張乾元笑了笑望向司馬天海,見他眼神憂郁,便說道:“想必是有些人見此心裏有些不悅吧。”白羽裳忙道:“乾元,有時候太順了也未必是好事。”,司馬天海知張乾元跟他玩笑,便擔心道:“你只見岳飛所向披靡,卻不見他已經處於危境當中。”張乾元知他料事如神,便連忙問道:“這話怎麽說?”司馬天海起身道:“岳飛兵力有限,收覆的失地越多,兵力就越分散,眼下張俊已經撤兵,韓世忠又正在焦灼中,岳飛已成孤勢,趙構早已下令‘兵不可輕動,宜且班師’,所以絕不會給他增兵,你們說他危不危險?”

二人聽罷便不再言語,都陷入了沈思,司馬天海笑道:“好了,那些事我們也左右不了,還是將功夫練好,等待時機吧,宗杲大師跟千劍神姑應該要到了,我們出去迎接一下。”說完便領眾人向院裏走去。
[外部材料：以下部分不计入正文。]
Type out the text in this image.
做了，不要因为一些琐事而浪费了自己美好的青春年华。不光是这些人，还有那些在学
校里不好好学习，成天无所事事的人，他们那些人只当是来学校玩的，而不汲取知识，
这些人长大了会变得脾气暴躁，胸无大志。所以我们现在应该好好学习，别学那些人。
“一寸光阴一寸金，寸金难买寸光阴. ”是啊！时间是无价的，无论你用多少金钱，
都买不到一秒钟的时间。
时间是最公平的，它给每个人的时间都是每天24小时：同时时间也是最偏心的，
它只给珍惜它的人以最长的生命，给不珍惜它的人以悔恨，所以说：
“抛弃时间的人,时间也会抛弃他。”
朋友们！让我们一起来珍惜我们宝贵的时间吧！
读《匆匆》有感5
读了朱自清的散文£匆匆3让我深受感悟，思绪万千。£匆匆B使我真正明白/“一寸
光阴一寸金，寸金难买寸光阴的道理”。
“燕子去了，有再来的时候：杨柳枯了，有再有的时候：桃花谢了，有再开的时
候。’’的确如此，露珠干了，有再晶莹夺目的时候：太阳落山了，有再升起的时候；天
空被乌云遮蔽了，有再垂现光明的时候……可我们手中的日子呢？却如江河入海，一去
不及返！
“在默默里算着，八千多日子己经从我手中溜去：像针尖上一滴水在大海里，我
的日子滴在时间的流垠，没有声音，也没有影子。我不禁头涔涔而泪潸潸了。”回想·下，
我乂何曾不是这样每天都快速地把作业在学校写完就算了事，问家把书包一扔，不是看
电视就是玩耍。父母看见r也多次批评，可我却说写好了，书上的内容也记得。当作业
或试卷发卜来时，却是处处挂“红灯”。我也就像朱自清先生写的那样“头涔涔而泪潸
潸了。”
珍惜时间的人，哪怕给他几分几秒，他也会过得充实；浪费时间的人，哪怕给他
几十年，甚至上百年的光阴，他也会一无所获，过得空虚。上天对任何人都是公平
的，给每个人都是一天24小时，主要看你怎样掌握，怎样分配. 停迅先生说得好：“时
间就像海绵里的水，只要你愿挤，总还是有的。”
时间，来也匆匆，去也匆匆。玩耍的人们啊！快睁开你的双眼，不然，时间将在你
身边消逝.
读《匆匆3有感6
“司馬公子,千劍神姑是什麽人,你為何會請她前來,還有宗杲大師明明是佛門高僧,可我們練的是道家的武功,他又怎麽會懂?”李鴻漸道。司馬天海邊走便解釋道:“千劍神姑其實不會用劍,只不過她曾飽攬過天下所有劍譜,而且悟性極高,所有劍法的只需她在腦海裏過一遍長處短處便會知曉,破解的招式也就了然於胸了,所以即便她不拿劍,也被人稱作千劍神姑,只是她現在年事已高,早就不在江湖了,還有,雖然她不會用劍,但卻是為用毒的高手,用毒的本領能跟李先生的醫術相比,她的毒不僅能殺人,有時候還可以救人。至於宗杲大師,佛家自傳到中土以後,受到中土文化的影響頗深,尤其是易經,所以換個說法,我們所接觸的佛教功夫,有很大成分源自道教,宗杲大師既然是中土高僧,又與酆都閻王交過手,我當然要請他前來,只不過二人一個不會武功,一個又是佛門中人,所以不能跟我們一起了。”眾人聽罷便明白了,等了片刻,便有四人從外面走了進來,張乾元定睛一看,原來是那日同姬如夢一起同創金兀術府八人中的二人,那漢子道:“公子,千劍神姑跟宗杲大師已經請到。”說完便閃在一旁。司馬天海上前道:“天海請二位遠道來此,實在是叨擾二位了。”宗杲大師口中念道:“阿彌陀佛,貧僧外出遠游,耽誤了眾位施主。”,只雙手合十向眾人示意,眾人連忙回禮,司馬天海尚未回話,千劍神姑卻忙上前問道:“他在哪?”眾人不解,卻聽司馬天海笑道:“姑姑莫急,我已經派人去請他了,想必這兩日也就到了。”千劍神尼卻說道:“我不管,若是三日內我見不到他,便會離去,你也休想讓我幫你們。”司馬天海連忙勸道:“若是他第四日到來,你們豈不是又錯過了?”千劍神姑聽罷想了想回道:“好吧,算你有理,若不是因為他,我才不會來幫你們。”說完徑自一人朝廳裏走去,眾人無奈,只得跟在後面。

來到廳中坐下,寒暄一番,司馬天海問道:“我們七人所學已告知大師跟姑姑,希望二位能夠不吝賜教。”千劍神姑不耐煩道:“我不是說了嘛,等什麽時候他來了我再說,你讓這和尚先給你們說吧。”司馬天海無奈的笑了笑轉向宗杲大師道:“大師慈悲,這事關整個江湖甚至整個天下的事,還望大師指點我等。”宗杲忙回道:“司馬施主擡舉貧僧,貧僧又豈敢推脫,貧僧看罷劍譜後又回想當日與酆都閻王交戰之時的場景,感覺他們三人戾氣很重,貧僧便使出大悲無量手,加上在萬佛塔中所悟,方才僥幸勝出。”“三人?大師以一敵三,不知另外那兩人又是誰?”張乾元問道。“貧僧也不知二人是誰,只是他們一男一女,一黑一白的打扮,男的用把寒鐵棒,女的只是兩段白綢。”宗杲回道。“恩,該是陰陽鬼使了。”張乾元回罷思量道:“這位高僧果然不同凡響,即便是酆都閻王一人就極難對付,大師卻以一敵三,還能獲勝,天底下除了司馬天海想必也就是他了。”千劍神姑聽罷哼道:“你若不仗著雄厚的內力,怕是在外家功夫上也勝不了三人,遇到功力相當的,還不得讓人砍成麻瓜。”眾人見她出言不遜,也皆不敢言,宗杲大師自是不怒,只回道:“女施主所言不差,所以適才小僧才說僥幸獲勝。”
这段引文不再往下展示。